PS: the government will mostly be buying mortgage bonds and derivatives of such, not the mortgages themselves - since mortgages are not just bundled, but are also sliced and mixed, the governement will mostly not have direct ownershop of liens - rather they'll own billion dollar bonds composed of $200 million of Miami condo primary mortgages, $200 million of Bay Area refinances, $200 million of SoCal second mortgages and $200 million of midwest home equity loans.
The foreclosure decisions will be made by servicers of individual loans based on their legal obligation to maximize the return to the (unknown) bond holders owning the loans.
The government does not have the facilities, manpower or expertise to service loans.

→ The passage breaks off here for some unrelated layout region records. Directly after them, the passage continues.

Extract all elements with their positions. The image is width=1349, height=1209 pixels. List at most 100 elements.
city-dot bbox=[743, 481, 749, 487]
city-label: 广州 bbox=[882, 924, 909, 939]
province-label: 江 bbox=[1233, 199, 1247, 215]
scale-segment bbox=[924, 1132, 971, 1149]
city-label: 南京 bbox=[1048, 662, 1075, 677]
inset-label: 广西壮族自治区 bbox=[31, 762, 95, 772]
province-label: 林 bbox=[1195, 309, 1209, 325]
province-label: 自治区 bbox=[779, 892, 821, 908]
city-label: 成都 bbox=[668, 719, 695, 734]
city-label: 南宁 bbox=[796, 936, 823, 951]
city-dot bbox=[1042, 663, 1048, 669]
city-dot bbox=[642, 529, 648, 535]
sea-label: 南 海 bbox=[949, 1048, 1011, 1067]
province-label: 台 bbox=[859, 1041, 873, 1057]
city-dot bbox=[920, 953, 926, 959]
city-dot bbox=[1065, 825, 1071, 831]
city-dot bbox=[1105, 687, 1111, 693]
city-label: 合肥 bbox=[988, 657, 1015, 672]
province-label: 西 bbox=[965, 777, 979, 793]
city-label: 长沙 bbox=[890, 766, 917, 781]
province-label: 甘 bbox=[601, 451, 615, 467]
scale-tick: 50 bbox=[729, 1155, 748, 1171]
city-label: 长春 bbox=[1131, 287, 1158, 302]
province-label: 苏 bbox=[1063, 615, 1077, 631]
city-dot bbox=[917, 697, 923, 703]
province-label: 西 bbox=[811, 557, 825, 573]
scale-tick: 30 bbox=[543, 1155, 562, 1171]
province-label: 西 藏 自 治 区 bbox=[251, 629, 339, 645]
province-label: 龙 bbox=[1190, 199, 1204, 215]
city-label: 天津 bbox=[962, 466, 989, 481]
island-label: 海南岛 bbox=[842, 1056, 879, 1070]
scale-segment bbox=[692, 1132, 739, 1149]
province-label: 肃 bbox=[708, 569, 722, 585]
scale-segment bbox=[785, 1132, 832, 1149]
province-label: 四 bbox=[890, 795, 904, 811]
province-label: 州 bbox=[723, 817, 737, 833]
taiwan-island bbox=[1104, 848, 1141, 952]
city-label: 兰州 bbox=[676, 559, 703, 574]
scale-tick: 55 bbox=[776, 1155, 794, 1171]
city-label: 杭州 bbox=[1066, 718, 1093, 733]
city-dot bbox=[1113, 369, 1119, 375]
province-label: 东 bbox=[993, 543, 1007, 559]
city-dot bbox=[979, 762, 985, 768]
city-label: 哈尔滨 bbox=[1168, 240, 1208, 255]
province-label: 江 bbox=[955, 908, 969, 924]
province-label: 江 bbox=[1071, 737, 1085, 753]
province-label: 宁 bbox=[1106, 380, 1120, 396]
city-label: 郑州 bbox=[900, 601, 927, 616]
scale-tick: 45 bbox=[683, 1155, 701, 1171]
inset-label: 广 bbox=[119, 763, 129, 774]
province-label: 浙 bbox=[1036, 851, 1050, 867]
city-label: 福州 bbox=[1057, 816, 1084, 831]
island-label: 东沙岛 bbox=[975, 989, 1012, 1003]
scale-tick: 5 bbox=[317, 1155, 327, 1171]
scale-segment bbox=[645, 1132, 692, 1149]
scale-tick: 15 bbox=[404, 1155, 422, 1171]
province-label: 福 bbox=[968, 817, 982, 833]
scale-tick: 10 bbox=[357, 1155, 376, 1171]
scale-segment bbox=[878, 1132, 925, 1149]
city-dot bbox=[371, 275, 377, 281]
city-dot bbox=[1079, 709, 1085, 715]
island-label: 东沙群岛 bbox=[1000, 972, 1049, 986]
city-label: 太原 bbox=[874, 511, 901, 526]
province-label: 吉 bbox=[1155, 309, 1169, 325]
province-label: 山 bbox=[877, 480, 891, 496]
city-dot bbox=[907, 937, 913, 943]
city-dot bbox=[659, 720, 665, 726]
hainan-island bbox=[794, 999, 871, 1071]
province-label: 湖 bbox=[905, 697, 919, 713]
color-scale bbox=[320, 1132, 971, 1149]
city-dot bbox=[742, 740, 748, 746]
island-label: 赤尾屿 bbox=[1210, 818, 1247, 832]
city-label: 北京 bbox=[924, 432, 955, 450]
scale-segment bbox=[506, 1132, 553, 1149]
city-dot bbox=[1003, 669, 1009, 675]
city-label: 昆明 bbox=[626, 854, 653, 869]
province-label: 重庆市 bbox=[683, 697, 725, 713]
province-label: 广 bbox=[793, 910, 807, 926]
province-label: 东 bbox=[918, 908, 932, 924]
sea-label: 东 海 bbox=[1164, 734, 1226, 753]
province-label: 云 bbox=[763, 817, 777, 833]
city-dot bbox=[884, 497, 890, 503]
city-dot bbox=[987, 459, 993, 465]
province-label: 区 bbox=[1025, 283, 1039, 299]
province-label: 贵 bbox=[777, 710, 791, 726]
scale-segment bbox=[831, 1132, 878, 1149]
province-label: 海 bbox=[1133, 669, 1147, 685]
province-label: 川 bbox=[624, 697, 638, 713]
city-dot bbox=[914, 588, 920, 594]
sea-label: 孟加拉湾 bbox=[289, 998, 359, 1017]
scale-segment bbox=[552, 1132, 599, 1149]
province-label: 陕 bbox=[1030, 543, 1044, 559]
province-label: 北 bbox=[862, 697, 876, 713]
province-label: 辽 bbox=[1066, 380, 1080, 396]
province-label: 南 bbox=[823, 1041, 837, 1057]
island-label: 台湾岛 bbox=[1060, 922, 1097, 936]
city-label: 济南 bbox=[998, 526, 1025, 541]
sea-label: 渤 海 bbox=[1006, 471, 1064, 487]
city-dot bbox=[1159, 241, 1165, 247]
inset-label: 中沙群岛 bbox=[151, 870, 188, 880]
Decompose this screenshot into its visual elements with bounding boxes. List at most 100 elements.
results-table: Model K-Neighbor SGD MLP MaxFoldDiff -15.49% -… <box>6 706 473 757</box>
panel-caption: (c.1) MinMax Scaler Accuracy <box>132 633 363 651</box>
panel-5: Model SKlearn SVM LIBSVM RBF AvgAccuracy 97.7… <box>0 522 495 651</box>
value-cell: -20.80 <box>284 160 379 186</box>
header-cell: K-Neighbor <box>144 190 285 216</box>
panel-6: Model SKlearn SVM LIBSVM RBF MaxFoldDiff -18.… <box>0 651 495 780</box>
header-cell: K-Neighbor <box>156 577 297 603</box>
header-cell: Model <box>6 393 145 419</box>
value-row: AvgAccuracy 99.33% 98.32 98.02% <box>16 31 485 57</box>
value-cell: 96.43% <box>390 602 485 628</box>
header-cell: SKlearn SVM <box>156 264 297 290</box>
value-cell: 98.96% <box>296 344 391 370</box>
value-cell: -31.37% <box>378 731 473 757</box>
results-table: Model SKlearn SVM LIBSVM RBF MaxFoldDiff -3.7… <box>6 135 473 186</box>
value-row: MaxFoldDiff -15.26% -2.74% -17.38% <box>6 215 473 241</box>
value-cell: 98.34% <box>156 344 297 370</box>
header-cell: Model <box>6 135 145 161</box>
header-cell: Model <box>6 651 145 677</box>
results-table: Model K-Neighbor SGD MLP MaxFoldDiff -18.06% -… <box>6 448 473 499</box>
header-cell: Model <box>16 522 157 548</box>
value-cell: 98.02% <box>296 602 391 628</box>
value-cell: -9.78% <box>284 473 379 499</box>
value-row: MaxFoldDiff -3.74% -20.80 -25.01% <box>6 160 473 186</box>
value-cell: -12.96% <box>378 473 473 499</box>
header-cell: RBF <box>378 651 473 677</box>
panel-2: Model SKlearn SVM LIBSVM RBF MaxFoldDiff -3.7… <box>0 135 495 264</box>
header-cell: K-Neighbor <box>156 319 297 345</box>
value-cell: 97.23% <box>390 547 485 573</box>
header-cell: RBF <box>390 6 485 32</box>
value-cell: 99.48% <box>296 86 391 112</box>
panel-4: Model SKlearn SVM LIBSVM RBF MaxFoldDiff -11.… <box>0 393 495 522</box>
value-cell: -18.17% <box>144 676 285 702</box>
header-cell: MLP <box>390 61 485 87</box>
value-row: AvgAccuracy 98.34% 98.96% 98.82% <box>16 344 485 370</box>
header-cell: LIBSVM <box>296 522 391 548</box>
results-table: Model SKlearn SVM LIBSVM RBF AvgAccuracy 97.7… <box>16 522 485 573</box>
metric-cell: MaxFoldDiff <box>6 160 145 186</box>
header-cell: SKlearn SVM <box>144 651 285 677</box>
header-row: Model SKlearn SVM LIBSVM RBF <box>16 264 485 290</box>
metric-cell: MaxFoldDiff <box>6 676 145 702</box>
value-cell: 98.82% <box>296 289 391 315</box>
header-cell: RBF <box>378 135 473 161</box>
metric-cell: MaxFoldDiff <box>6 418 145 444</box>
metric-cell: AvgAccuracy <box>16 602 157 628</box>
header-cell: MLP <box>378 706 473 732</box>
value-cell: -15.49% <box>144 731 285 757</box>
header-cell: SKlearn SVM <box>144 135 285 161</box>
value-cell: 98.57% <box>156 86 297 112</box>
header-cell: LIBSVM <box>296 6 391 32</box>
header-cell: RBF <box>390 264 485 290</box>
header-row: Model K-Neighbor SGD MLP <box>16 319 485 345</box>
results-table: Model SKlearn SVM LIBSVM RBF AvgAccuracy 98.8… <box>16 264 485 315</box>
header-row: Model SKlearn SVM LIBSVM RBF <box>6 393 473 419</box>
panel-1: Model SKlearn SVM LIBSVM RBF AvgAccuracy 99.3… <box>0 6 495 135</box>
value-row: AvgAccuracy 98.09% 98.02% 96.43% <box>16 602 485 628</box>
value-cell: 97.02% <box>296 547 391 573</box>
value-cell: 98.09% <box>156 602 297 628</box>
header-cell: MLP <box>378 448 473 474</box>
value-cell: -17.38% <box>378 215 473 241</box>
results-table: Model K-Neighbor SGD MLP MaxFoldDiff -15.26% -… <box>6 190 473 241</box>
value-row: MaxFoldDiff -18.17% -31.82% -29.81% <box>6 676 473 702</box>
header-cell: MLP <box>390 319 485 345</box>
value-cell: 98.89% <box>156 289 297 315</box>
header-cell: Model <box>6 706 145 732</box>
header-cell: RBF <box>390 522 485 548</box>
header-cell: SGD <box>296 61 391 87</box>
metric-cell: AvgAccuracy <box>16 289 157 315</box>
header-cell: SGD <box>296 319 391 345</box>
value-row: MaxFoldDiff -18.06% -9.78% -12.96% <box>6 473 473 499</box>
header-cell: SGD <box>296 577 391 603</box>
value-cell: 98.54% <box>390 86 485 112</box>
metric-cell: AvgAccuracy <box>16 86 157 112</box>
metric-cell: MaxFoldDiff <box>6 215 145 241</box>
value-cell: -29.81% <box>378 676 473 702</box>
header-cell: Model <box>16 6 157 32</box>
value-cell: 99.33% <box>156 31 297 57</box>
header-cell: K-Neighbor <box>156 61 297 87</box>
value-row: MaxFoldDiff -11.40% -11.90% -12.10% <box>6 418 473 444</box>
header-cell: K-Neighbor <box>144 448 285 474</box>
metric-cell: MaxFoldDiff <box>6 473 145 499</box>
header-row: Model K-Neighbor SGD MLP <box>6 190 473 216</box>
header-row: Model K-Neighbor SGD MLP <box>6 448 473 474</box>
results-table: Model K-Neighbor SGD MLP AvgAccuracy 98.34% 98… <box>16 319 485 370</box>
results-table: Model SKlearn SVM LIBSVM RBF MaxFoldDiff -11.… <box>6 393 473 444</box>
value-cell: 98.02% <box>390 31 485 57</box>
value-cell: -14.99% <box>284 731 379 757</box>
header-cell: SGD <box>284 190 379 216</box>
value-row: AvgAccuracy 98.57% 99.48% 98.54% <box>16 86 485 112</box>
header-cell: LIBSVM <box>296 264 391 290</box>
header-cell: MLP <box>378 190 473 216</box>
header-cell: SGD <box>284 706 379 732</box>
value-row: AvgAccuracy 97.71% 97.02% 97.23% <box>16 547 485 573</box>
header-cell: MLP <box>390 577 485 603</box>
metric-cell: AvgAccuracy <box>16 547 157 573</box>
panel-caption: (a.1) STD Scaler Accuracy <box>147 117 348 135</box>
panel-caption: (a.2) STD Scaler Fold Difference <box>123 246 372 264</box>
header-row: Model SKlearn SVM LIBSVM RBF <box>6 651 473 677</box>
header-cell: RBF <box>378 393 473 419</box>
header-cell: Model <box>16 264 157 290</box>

I realize it's been all of two weeks, but maybe we shouldn't forget that the government took over the two largest mortgage loan originators by far on September 7...
Which promptly led to Fannie and Freddie mortgages becoming harder to get.
Fannie and Freddie really got into rapid trouble because they were forced to take on Alt-A jumbo mortgages, not the "normal" capped mortgages they usually funded.
They were forced to do so after investment banks lobbied congress to change the rules on Fannie and Freddie, so that loans between $400k and $700k that were going bad could be dumped on them. This was the proximate 'cause of Fannie and Freddie going under.
Not exactly low income housing in most places.